Wood Mackenzie has stated that the recently announced 100-day action plan between China and the US has the potential to alter the global LNG trade, opening the door of the world’s largest LNG growth market to the world’s fastest growing LNG supplier.

The US Commerce Department said that the action plan falls under the framework of the US-China Comprehensive Economic Dialogue, and allows Chinese companies to negotiate long-term contracts to source LNG from US suppliers.

Massimo Di-Odoardo, Head of Global Gas and LNG research at Wood Mackenzie, said: “The wider agreement represents a win for both sides. It allows President Trump to deliver on his pledge of redressing global trade imbalances and China to show its commitment to becoming an equal trade partner.

“Until now Chinese buyers have not bought long-term LNG supply from the US directly. This ensures US LNG entering the Chinese market will be politically palatable.”

“The agreement connects the US, the fastest growing LNG supplier, with China, the largest LNG growth market. By 2030, we expect Chinese LNG demand to reach 75 million tpy, triple 2016 imports. This is equivalent to US$26 billion a year at today’s prices (US$7/million Btu), and the US is keen for a slice of the pie.”

Di-Odoardo added that US LNG has already been exported to China, and in March 2017 accounted for 7% of total LNG imports. China’s total LNG demand in 2016 was 26 million t.

He said: “In the longer term, the deal paves the way for a second wave of investment in US LNG. Developers will now be able to target Chinese buyers directly, potentially supporting project financing.
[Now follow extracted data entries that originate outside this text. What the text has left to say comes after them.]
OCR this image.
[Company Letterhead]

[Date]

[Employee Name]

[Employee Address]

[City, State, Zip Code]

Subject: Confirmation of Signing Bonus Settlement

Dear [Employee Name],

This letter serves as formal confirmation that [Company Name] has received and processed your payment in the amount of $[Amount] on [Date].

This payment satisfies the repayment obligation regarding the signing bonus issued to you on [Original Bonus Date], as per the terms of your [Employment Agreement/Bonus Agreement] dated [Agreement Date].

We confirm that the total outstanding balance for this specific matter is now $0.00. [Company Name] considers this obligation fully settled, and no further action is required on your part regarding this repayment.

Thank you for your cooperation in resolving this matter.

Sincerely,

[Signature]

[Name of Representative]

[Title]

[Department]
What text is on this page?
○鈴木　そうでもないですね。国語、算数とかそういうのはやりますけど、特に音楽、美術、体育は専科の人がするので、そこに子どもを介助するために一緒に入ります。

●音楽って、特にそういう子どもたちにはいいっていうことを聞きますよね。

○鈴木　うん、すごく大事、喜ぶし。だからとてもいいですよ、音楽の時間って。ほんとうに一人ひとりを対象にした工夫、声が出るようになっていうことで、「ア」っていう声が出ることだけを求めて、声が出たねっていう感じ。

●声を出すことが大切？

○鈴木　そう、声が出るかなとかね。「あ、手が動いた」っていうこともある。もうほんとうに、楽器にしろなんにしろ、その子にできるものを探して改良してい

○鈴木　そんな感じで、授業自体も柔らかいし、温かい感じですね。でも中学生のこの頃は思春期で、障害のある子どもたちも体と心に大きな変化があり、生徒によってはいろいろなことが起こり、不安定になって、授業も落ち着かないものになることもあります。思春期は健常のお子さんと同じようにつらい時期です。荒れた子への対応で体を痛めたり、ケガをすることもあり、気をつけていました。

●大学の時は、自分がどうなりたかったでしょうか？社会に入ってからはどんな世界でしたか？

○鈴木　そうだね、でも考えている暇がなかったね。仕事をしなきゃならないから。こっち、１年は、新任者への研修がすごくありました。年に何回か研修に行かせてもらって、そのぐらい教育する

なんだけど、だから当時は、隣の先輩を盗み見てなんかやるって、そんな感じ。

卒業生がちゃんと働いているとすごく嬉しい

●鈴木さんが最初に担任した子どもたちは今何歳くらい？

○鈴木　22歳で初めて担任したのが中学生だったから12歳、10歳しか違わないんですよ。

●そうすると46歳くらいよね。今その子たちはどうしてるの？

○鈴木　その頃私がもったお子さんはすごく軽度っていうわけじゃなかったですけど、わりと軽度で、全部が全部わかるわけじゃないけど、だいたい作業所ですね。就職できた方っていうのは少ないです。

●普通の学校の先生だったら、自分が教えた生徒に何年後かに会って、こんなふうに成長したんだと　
It could also support direct Chinese investment into liquefaction and upstream developments on US soil.”

He noted that the agreement confirms the Trump Administration’s commitment to increasing LNG exports. However, it also increases pressure on competing suppliers, such as new LNG projects in Australia, Canada and East Africa, as well as pipelines and LNG projects in Russia. It also undermines the niche that portfolio players, including Shell, Total and BP, have found in acting as a middleman between Chinese imports and US LNG exports.

Di-Odoardo concluded: “But ultimately, whether Chinese buyers line up for a second wave of US LNG will depend on its competitiveness versus other global alternatives and Chinese buyer appetite for exposure to US gas prices.”